Hoy rendimos homenaje a Eduardo Brito, nacido como Eleuterio Brito Aragonés el 22 de enero de 1906 en Puerto Plata. Desde sus humildes inicios, trabajando como limpiabotas y vendedor de dulces, supo abrirse camino gracias a su talento innato y a la fuerza de su voz.


Con el apoyo de grandes músicos dominicanos, Brito se convirtió en un barítono excepcional, destacándose en géneros como la ópera, la zarzuela y el bolero. Su arte lo llevó a conquistar escenarios en Nueva York, Puerto Rico, Curazao y España, donde debutó con gran éxito en Barcelona y Madrid. Obras como La Virgen Morena y canciones como Quiéreme mucho y Amapola lo hicieron reconocido en toda Europa.

Se casó con la vedette Rosa Elena Bobadilla en 1929, con quien tuvo dos hijos. Pero más allá de su vida familiar, su legado artístico lo convirtió en un verdadero embajador de la música dominicana.


En 1944, estando en Nueva York, comenzó a perder facultades vocales y, al encontrarse en una mala situación económica, su hermana gestionó su regreso a República Dominicana. En mayo de 1944, Brito regresa a Santo Domingo donde muere en 1946.

Sufría una sífilis cerebral y este padecimiento le producía delirios y otros trastornos nerviosos. Por esta causa recibió, entre 1942 y 43, numerosas inyecciones de bismuto.

El doctor Apolinar De los Santos (Polín), uno de los psiquiatras que le conocieron en el Manicomio de Nigua, narró cómo se reunían los pacientes para escuchar a Eduardo cuando en sus delirios comenzaba a cantar durante horas.

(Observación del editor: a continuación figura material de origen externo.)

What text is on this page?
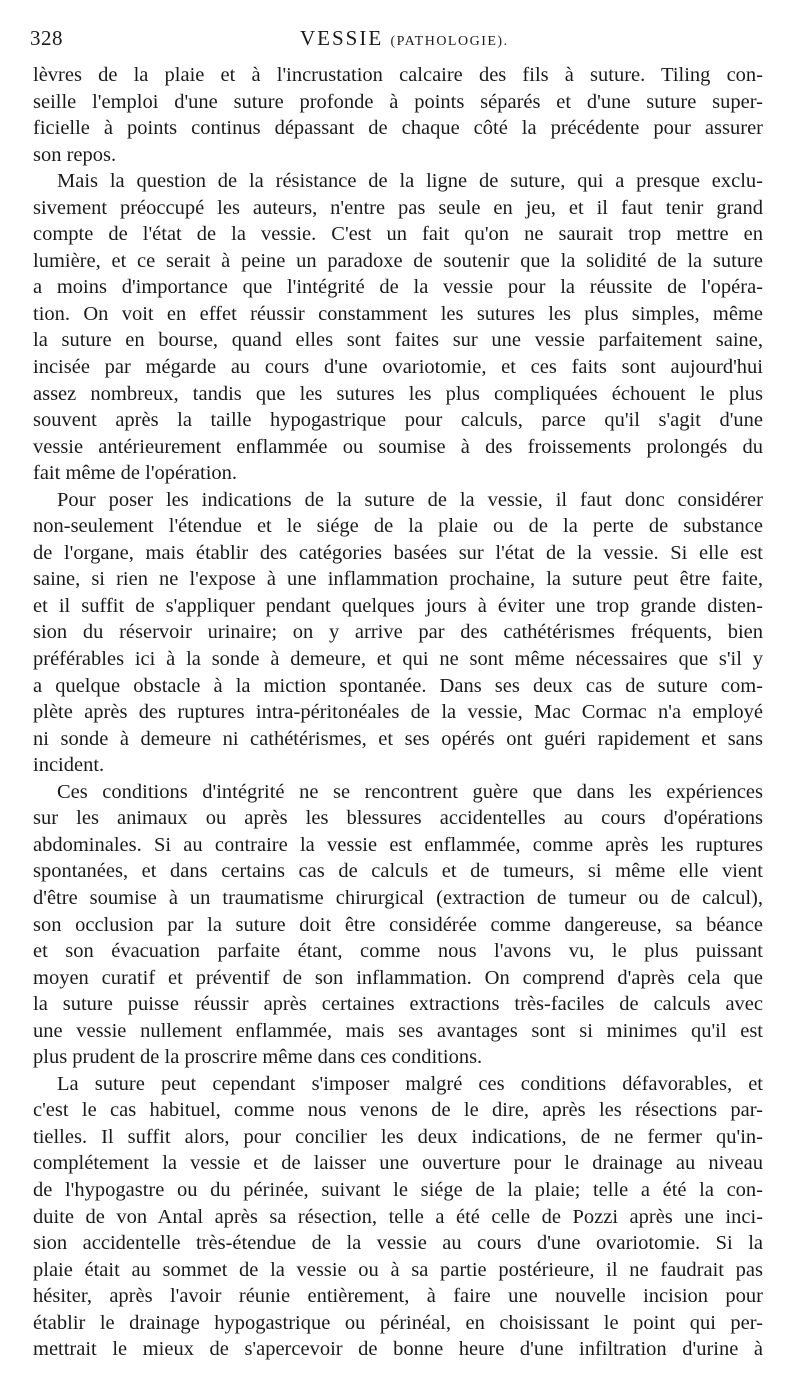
328	VESSIE (PATHOLOGIE).
lèvres de la plaie et à l'incrustation calcaire des fils à suture. Tiling con-
seille l'emploi d'une suture profonde à points séparés et d'une suture super-
ficielle à points continus dépassant de chaque côté la précédente pour assurer
son repos.
Mais la question de la résistance de la ligne de suture, qui a presque exclu-
sivement préoccupé les auteurs, n'entre pas seule en jeu, et il faut tenir grand
compte de l'état de la vessie. C'est un fait qu'on ne saurait trop mettre en
lumière, et ce serait à peine un paradoxe de soutenir que la solidité de la suture
a moins d'importance que l'intégrité de la vessie pour la réussite de l'opéra-
tion. On voit en effet réussir constamment les sutures les plus simples, même
la suture en bourse, quand elles sont faites sur une vessie parfaitement saine,
incisée par mégarde au cours d'une ovariotomie, et ces faits sont aujourd'hui
assez nombreux, tandis que les sutures les plus compliquées échouent le plus
souvent après la taille hypogastrique pour calculs, parce qu'il s'agit d'une
vessie antérieurement enflammée ou soumise à des froissements prolongés du
fait même de l'opération.
Pour poser les indications de la suture de la vessie, il faut donc considérer
non-seulement l'étendue et le siége de la plaie ou de la perte de substance
de l'organe, mais établir des catégories basées sur l'état de la vessie. Si elle est
saine, si rien ne l'expose à une inflammation prochaine, la suture peut être faite,
et il suffit de s'appliquer pendant quelques jours à éviter une trop grande disten-
sion du réservoir urinaire; on y arrive par des cathétérismes fréquents, bien
préférables ici à la sonde à demeure, et qui ne sont même nécessaires que s'il y
a quelque obstacle à la miction spontanée. Dans ses deux cas de suture com-
plète après des ruptures intra-péritonéales de la vessie, Mac Cormac n'a employé
ni sonde à demeure ni cathétérismes, et ses opérés ont guéri rapidement et sans
incident.
Ces conditions d'intégrité ne se rencontrent guère que dans les expériences
sur les animaux ou après les blessures accidentelles au cours d'opérations
abdominales. Si au contraire la vessie est enflammée, comme après les ruptures
spontanées, et dans certains cas de calculs et de tumeurs, si même elle vient
d'être soumise à un traumatisme chirurgical (extraction de tumeur ou de calcul),
son occlusion par la suture doit être considérée comme dangereuse, sa béance
et son évacuation parfaite étant, comme nous l'avons vu, le plus puissant
moyen curatif et préventif de son inflammation. On comprend d'après cela que
la suture puisse réussir après certaines extractions très-faciles de calculs avec
une vessie nullement enflammée, mais ses avantages sont si minimes qu'il est
plus prudent de la proscrire même dans ces conditions.
La suture peut cependant s'imposer malgré ces conditions défavorables, et
c'est le cas habituel, comme nous venons de le dire, après les résections par-
tielles. Il suffit alors, pour concilier les deux indications, de ne fermer qu'in-
complétement la vessie et de laisser une ouverture pour le drainage au niveau
de l'hypogastre ou du périnée, suivant le siége de la plaie; telle a été la con-
duite de von Antal après sa résection, telle a été celle de Pozzi après une inci-
sion accidentelle très-étendue de la vessie au cours d'une ovariotomie. Si la
plaie était au sommet de la vessie ou à sa partie postérieure, il ne faudrait pas
hésiter, après l'avoir réunie entièrement, à faire une nouvelle incision pour
établir le drainage hypogastrique ou périnéal, en choisissant le point qui per-
mettrait le mieux de s'apercevoir de bonne heure d'une infiltration d'urine à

También señala el hecho de sus interpretaciones del Ave María de Franz Schubert, mientras se bañaba en las aguas del mar Caribe en la zona de Nigua donde se encontraba el psiquiátrico

Es una etapa muy penosa de su existencia que solo terminaría con su muerte, que se produjo el 5 de enero de 1946 en el manicomio de Nigua, provincia San Cristóbal a los 41 años. Aunque su partida fue temprana, su voz y su ejemplo siguen vivos. Hoy lo recordamos no solo como un artista, sino como un símbolo de la perseverancia y del orgullo nacional.


Teatro Nacional Eduardo Brito

Para honrar una figura de la estatura de Eduardo Brito no bastó el homenaje al cantante nacional, también le fue dado su nombre al Teatro Nacional, a una estación del Metro de Santo Domingo y a numerosos centros educativos en todo el país.


Estación de Metro de Santo Domingo Eduardo Brito

Que su memoria nos inspire a valorar nuestras raíces y a seguir construyendo una República Dominicana donde la cultura sea siempre motivo de unión y esperanza.